From the graph, you can see that we first generate some energy lowering the destination state, then spend it back on lifting the starting state to force the particle into the destination state. This is not perfectly efficient, so there's still a small net energy cost.

Cheap reliable erasure for about $kT$ energy cost

There's four states now, connected in a row with two states in the middle and a state on each end. The two middle states start out being very high energy to form an energy wall just like we had for Landauer's double well. The outer two states are what we use to represent the bit. So we're starting out from a bit representation that's very reliable and could absolutely be used for computation.

The first stage of erasure is to move the particle from the outer two states to the inner two states following the "moving particle between states" procedure described above. Because of the symmetry, there's no dissipation caused when the particle jumps between the middle two states. After this operation, there's no longer an energy wall, and the particle is hanging out in the two middle states. The second stage of erasure is that we just perform a standard cheap Landauer erasure (the first case we looked at).

Energy cost: ~$0.81kT$. Time cost: ~$1200\tau$

Isn't this really time-expensive?

I mean, not that much. It would be bad if time required went as the inverse of error probability, so we'd expect to need $O\left({10}^{15}\right)$ time. In that case, we really could say that reliable bit erasure takes infinite time in the limit. Instead we're getting something much more reasonable, seems like maybe $O\left(\log \right({10}^{15}\left)\right)$ (this is my sense just from a bit of messing around).

Q: The constant factor is pretty bad, though, isn't it? Since we dealing with hundreds of $\tau$?

A1: First of all, I made the energies simple piecewise linear functions of time for ease of programming, but this is definitely not the most optimal thing to do. You want to move energies more slowly when those energies are very close to each other, and more quickly when they're very different. I bet the improvement could be pretty significant if we actually controlled the energies optimally.

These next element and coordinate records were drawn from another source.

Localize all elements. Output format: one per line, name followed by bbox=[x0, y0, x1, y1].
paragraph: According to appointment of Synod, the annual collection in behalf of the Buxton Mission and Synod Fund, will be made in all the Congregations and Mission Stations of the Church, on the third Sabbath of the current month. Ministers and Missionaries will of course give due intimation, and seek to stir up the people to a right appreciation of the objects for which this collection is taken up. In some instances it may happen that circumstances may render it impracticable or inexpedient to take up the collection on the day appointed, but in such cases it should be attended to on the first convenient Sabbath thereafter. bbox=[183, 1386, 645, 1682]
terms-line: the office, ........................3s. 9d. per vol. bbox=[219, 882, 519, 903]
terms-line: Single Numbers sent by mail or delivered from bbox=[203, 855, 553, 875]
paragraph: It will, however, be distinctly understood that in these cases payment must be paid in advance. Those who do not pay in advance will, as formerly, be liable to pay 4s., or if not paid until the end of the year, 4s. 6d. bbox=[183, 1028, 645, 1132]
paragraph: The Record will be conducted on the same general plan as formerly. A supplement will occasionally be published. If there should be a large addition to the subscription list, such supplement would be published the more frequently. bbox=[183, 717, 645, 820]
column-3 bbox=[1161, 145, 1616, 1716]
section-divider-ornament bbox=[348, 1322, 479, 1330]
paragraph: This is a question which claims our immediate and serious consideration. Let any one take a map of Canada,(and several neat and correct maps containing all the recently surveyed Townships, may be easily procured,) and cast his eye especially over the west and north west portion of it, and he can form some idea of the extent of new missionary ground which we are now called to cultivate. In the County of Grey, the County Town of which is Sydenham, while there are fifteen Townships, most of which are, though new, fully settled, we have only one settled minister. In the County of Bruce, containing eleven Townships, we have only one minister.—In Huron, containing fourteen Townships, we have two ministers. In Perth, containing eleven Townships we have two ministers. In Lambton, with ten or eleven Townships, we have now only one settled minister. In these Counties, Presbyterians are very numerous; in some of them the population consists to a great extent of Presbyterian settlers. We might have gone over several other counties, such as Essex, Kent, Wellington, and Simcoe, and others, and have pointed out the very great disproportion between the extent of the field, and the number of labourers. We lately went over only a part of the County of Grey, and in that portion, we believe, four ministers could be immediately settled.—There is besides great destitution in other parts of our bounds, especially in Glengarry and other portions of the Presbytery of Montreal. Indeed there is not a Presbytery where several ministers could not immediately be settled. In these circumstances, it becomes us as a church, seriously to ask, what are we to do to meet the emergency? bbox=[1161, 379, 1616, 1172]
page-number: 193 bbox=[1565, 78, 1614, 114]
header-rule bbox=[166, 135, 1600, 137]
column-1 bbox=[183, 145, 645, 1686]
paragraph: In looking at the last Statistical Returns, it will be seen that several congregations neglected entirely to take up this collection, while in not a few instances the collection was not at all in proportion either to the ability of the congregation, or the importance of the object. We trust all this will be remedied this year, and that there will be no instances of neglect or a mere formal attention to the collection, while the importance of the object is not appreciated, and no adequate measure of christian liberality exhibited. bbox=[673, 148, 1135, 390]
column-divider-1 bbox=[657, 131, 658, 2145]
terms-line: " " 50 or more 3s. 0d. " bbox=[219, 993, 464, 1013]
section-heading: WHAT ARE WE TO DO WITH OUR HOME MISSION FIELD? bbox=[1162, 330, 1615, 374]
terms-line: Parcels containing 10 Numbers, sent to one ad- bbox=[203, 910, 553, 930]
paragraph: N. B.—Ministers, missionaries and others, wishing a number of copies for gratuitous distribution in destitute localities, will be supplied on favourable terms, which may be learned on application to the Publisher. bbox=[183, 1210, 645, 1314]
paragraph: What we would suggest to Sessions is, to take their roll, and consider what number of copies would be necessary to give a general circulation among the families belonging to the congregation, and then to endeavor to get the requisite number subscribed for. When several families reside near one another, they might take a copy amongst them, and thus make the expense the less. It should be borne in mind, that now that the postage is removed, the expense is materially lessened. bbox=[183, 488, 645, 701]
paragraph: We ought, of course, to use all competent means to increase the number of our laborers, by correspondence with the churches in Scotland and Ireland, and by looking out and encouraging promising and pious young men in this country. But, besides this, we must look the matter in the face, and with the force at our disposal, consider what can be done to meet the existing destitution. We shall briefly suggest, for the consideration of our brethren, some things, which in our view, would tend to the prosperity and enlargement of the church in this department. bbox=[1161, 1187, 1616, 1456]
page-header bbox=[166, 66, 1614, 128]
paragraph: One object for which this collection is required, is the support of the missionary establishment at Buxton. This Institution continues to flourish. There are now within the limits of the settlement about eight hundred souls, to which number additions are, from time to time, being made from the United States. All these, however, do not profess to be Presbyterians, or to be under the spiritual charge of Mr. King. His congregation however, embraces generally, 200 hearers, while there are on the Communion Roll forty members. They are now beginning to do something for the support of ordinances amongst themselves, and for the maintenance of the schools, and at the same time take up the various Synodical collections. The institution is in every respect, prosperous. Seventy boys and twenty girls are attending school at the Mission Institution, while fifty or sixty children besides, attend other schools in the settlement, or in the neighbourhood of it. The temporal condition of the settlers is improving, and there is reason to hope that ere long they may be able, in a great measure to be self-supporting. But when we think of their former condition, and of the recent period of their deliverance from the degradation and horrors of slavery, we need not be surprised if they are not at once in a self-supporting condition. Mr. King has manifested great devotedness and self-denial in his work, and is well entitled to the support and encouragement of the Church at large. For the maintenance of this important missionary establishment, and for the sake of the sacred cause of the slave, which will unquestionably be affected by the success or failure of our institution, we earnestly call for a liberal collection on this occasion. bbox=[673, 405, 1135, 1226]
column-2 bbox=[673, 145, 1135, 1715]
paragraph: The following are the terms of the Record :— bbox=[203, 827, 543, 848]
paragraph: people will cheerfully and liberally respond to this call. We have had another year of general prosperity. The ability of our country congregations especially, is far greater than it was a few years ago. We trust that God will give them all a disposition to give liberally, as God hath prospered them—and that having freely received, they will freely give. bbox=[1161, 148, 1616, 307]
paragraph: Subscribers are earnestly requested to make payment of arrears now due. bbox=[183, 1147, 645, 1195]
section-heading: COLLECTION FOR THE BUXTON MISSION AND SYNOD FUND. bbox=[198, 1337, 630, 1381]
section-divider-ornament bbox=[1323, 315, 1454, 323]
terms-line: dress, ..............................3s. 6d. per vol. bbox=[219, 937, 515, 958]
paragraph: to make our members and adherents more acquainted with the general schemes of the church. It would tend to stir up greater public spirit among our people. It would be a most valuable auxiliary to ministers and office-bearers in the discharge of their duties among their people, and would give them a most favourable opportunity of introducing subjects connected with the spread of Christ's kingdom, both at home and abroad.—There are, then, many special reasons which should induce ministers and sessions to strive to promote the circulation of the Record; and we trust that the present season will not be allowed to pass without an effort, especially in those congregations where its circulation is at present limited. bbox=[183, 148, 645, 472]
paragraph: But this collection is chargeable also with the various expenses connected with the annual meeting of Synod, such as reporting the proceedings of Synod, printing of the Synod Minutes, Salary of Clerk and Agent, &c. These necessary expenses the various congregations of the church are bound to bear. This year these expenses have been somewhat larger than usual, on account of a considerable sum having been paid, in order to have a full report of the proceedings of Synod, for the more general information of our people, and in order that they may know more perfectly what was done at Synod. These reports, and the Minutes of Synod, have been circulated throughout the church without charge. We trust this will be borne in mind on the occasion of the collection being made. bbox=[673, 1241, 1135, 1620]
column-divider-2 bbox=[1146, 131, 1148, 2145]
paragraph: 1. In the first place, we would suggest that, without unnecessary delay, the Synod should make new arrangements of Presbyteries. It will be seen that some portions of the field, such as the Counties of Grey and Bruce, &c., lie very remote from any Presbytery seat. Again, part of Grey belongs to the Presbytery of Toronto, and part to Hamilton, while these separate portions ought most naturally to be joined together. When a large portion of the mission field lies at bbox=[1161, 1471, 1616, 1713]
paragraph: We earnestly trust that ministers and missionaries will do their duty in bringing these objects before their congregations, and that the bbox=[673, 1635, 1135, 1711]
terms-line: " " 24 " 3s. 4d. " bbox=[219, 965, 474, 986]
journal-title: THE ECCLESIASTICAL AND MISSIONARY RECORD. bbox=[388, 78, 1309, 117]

A2: Even if we don't keep them at different temperatures, the CPU/Radiator distinction is still useful for thinking about futuristic reversible computers. The key figures for the CPU performance include both the throughput of operations and also the serial speed of operations, while for the Radiator the things that matters are the throughput and energy cost of bit erasures. Having to put up with a 100x slowdown in operation time would be really terrible for CPU serial operation speed. But this analysis doesn't pertain to CPU operation speed, just to Radiator bit erasure speed, where this can be compensated simply by putting 100x as many bit erasing modules in the Radiator. This has some materials costs, but making the Radiator less efficient also has materials costs since it has to be that much larger to radiate the heat away, not to mention the energy costs which are per-computation and not amortized.